Тут Канизиус вышел из себя:
– Тогда дайте уже, наконец, объяснение этой проклятой находке!
Кардинал-государственный секретарь пододвинулся ближе к Канизиусу, чтобы нельзя было заметить, как он взволнован:
– Фил, я делаю все, что в моих силах, для того чтобы получить хоть какой-то результат. Я поручил Еллинеку ex officio решить эту проблему. Он созвал консилиум профессионалов, которые всесторонне обсуждают дело.
– Обсуждают! Кому вы это рассказываете… обсуждают! Можно обсуждать что угодно! Можно, обсуждая секрет, возвести его в ранг государственной тайны! Я не верю ни в загадку Сикстинской капеллы, ни в тайнопись, опасную для Церкви.
– Твоими устами глаголет Господь, брат! Но мир падок на тайны. Люди довольствуются не только едой и одеждой, машиной и четырьмя неделями отпуска в году. Люди ждут тайны. Они жаждут не совершенства от Церкви, а мистики и религиозных тайн. Восемь странных знаков на фресках сводов, которым уже несколько сотен лет, – это именно то, чего хотят люди. И самое худшее, что можно сделать в данной ситуации – разболтать об открытии до того, как мы сами найдем объяснение.
– Господь милостив, тогда найдите же его, но найдите, пока не стало слишком поздно! Знаешь, с самого начала я был против этих исследований, и ты знаешь почему. Теперь же, когда сам сатана слоняется по коридорам, оставляя следы, я чувствую ярость и ненависть. Не знаю, как к этому относиться.
– Non in verbis, sed in rebus est![78] – Касконе смущенно улыбнулся: – Я не знаю, верно ли будет отослать Августина. Он мудр. Уж если кто и в состоянии разрешить данную проблему, то это Августин. Ты слышал, какие доводы он приводил на собрании?

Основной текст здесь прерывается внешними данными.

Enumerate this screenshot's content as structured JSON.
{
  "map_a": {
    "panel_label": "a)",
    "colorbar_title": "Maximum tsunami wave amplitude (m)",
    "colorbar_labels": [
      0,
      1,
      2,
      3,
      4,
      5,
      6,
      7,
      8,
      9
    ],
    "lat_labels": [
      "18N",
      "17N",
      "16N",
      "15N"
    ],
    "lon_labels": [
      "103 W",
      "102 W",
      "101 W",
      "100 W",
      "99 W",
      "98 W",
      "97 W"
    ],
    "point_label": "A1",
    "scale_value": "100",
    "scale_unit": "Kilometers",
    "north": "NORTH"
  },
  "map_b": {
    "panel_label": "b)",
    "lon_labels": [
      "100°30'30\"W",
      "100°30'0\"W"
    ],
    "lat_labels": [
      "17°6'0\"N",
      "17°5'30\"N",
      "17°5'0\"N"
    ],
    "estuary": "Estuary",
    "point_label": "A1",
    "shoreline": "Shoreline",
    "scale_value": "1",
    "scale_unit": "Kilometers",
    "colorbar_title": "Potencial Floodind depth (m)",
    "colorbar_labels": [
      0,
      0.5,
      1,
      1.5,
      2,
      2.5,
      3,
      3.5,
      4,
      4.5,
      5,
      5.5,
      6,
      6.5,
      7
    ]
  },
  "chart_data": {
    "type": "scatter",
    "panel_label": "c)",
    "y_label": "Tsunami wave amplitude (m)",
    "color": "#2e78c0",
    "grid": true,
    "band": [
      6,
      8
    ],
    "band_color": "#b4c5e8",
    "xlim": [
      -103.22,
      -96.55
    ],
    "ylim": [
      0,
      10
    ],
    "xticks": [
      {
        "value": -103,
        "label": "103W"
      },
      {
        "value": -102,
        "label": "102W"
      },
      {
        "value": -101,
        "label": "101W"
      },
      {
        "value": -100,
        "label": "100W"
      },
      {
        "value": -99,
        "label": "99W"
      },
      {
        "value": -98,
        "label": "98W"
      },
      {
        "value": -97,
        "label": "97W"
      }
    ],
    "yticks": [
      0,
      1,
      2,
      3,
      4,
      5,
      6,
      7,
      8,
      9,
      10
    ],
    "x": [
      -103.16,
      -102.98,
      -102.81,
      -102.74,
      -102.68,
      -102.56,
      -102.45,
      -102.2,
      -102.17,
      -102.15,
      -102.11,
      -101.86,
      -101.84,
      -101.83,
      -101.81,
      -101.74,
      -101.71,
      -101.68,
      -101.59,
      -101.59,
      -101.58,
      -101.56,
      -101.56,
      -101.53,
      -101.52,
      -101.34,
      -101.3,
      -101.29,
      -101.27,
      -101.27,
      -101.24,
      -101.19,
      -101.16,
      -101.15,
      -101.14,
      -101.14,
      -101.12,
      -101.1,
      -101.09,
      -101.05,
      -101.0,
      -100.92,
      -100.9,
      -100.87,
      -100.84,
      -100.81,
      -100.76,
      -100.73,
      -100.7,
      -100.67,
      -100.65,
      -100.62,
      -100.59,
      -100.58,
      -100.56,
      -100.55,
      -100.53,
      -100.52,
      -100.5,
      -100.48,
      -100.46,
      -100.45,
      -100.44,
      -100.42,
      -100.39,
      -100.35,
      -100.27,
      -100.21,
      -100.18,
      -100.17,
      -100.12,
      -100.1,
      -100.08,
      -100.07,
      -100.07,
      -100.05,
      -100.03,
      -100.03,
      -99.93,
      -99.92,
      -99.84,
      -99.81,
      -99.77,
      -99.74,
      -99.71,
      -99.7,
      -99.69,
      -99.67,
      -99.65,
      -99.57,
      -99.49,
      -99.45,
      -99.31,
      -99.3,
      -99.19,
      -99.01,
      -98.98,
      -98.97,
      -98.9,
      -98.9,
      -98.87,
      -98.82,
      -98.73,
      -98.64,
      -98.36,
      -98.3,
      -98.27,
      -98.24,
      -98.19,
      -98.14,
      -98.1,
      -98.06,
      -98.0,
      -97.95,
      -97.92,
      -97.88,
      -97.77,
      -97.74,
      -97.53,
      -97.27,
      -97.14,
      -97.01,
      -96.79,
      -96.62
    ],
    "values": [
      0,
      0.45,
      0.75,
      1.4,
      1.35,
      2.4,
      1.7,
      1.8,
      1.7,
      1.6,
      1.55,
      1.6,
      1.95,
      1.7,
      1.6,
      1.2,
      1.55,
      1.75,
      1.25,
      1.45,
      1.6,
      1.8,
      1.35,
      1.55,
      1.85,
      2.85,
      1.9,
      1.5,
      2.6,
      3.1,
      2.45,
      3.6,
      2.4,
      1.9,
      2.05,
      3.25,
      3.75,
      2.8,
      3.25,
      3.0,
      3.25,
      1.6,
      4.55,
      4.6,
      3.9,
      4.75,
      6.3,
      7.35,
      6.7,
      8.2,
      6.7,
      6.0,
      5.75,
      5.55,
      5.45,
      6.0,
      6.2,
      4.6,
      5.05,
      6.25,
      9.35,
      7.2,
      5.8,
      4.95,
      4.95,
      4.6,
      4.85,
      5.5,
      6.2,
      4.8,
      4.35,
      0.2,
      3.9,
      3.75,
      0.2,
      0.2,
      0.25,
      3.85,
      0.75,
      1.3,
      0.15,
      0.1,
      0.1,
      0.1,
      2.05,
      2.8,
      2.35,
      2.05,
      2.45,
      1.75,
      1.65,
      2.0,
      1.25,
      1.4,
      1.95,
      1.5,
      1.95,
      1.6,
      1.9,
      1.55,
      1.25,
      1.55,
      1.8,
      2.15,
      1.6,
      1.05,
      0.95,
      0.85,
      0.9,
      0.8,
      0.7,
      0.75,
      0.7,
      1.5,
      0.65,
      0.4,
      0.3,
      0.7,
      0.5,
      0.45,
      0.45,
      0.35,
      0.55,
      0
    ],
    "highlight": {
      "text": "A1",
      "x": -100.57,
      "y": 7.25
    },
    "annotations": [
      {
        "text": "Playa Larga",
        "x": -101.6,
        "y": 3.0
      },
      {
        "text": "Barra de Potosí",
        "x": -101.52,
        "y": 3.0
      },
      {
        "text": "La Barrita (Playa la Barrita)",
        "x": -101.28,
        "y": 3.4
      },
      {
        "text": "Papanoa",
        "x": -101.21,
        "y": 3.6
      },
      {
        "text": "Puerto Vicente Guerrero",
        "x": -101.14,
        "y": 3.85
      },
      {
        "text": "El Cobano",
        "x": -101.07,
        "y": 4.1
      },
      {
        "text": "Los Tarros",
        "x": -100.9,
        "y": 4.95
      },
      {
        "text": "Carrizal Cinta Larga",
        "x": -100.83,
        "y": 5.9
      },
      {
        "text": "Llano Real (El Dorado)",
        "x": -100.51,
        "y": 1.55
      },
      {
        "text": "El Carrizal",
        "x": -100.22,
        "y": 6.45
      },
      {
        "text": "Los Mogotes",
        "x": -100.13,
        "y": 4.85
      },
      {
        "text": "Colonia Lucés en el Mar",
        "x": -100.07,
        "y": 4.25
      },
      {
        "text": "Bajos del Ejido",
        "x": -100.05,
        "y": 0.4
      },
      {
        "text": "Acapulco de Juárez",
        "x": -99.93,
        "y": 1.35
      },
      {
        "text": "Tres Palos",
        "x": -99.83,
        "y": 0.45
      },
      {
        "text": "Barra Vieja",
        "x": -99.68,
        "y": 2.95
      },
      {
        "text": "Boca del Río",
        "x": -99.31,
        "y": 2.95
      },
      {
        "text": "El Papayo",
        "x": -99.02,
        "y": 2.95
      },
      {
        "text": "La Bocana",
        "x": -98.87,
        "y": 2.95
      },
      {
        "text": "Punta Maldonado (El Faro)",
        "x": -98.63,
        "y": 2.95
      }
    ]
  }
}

В нем огромные знания сочетаются с талантом. Он взял Откровение Иоанна Богослова для того, чтобы доказать, что любую загадку, созданную с использованием букв и чисел, можно решить. Но ключик спрятан там, где его меньше всего предполагают найти. Августин по гностику Василиду узнал, что за зверем Иоанна с числом «666» скрывается римский правитель Дометиан. Кто же, как не Августин, Разгадает тайну Сикстинской капеллы?
Канизиус взволновался:
– Причина, из-за которой я тебя попросил снять орарианца с занимаемой должности, не в его неспособности работать. У него необычайное чутье, я опасаюсь, что он во время расследования вскроет то, что лучше бы сохранить в тайне. Ты знаешь, о чем я говорю.
Касконе оторопело посмотрел на Канизиуса. Продолжая его слушать, он кивком отвечал на приветствия проходивших мимо людей.
– Тяжело охотиться на волка, убив охотничьего пса.
– А бенедиктинец из Монтекассино?
Кардинал-государственный секретарь закатил глаза:
– Разумеется, он опытен и учен. Однако отец Пио уже сорок лет не был в Риме, ему не хватает всесторонней образованности ученого, крут интересов намного уже, если ты понимаешь, о чем я.
– Пио – это, по-моему, верный человек. Он не опасен. Августин наглец, потому что нет ничего бесстыднее, чем осознание собственной мудрости. Это знание срамнее всех вавилонских блудниц, оно олицетворяет власть. Знание и есть власть. Тот, кто это сказал, наверное, был сатаной.